KAN-Enhanced Contrastive Learning Accelerating Crystal Structure Identification from XRD Patterns

TL;DR

This paper introduces XCCP, a physics-guided contrastive learning framework that significantly improves the speed and accuracy of crystal structure identification from XRD patterns, enabling high-throughput and autonomous materials discovery.

Contribution

The paper presents a novel contrastive learning approach with a dual-expert encoder and physics-based design, advancing automated crystal structure analysis from XRD data.

Findings

Structure retrieval accuracy of 0.89

Space group identification accuracy of 0.93

Effective zero-shot transfer to experimental data

Abstract

Accurate determination of crystal structures is central to materials science, underpinning the understanding of composition-structure-property relationships and the discovery of new materials. Powder X-ray diffraction is a key technique in this pursuit due to its versatility and reliability. However, current analysis pipelines still rely heavily on expert knowledge and slow iterative fitting, limiting their scalability in high-throughput and autonomous settings. Here, we introduce a physics-guided contrastive learning framework termed as XCCP. It aligns powder diffraction patterns with candidate crystal structures in a shared embedding space to enable efficient structure retrieval and symmetry recognition.
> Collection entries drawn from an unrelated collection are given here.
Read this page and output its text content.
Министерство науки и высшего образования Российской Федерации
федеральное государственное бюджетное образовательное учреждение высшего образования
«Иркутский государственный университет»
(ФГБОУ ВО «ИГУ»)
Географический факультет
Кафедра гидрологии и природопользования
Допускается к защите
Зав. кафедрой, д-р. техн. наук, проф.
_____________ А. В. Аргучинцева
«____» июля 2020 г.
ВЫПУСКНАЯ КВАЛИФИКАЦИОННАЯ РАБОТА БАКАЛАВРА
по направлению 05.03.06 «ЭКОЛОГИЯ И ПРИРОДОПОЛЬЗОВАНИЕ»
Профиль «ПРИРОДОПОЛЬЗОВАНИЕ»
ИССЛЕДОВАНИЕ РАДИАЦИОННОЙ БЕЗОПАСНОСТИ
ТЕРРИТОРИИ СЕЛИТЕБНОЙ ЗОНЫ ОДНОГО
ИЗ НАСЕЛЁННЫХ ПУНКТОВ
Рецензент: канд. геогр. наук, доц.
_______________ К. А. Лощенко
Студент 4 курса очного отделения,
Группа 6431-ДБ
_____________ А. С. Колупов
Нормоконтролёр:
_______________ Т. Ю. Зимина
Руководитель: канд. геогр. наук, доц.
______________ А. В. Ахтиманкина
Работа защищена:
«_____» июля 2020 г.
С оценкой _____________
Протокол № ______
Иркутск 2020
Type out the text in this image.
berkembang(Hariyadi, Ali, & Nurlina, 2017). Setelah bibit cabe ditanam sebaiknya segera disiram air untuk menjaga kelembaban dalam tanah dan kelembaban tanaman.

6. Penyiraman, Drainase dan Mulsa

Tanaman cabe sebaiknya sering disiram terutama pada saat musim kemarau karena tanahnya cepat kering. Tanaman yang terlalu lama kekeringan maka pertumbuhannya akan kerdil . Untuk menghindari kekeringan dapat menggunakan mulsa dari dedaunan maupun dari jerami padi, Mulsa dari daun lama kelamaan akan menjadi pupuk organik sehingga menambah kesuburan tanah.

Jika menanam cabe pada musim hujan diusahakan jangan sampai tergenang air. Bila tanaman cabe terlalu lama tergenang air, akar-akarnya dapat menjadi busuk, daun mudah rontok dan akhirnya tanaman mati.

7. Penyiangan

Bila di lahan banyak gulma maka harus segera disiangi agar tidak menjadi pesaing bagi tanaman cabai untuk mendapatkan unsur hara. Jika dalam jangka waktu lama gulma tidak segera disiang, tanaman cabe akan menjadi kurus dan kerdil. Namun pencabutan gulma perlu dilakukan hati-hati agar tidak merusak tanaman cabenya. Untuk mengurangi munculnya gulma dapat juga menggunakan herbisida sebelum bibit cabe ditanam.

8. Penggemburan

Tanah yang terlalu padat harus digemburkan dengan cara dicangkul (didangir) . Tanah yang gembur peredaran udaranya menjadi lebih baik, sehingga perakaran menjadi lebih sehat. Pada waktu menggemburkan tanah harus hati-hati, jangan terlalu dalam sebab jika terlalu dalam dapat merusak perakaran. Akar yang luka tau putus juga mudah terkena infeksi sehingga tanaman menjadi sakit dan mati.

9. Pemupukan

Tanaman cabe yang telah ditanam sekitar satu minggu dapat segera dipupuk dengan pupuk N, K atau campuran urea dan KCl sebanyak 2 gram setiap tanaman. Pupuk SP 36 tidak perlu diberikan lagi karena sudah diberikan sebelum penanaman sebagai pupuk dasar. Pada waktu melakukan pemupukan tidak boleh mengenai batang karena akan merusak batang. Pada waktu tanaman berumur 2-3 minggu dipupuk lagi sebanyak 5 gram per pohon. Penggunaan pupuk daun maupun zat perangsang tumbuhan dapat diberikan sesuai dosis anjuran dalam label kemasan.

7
The XRD encoder employs a dual-expert design with a Kolmogorov-Arnold Network projection head, one branch emphasizes low angle reflections reflecting long-range order, while the other captures dense high angle peaks shaped by symmetry. Coupled with a crystal graph encoder, contrastive pretraining yields physically grounded representations. XCCP demonstrates strong performance across tasks, with structure retrieval reaching 0.89 and space group identification attains 0.93 accuracy. The framework further generalizes to compositionally similar multi principal element alloys and demonstrates zero-shot transfer to experimental patterns. These results establish XCCP as a robust, interpretable, and scalable approach that offers a new paradigm for X-ray diffraction analysis. XCCP facilitates high-throughput screening, rapid structural validation and integration into autonomous laboratories.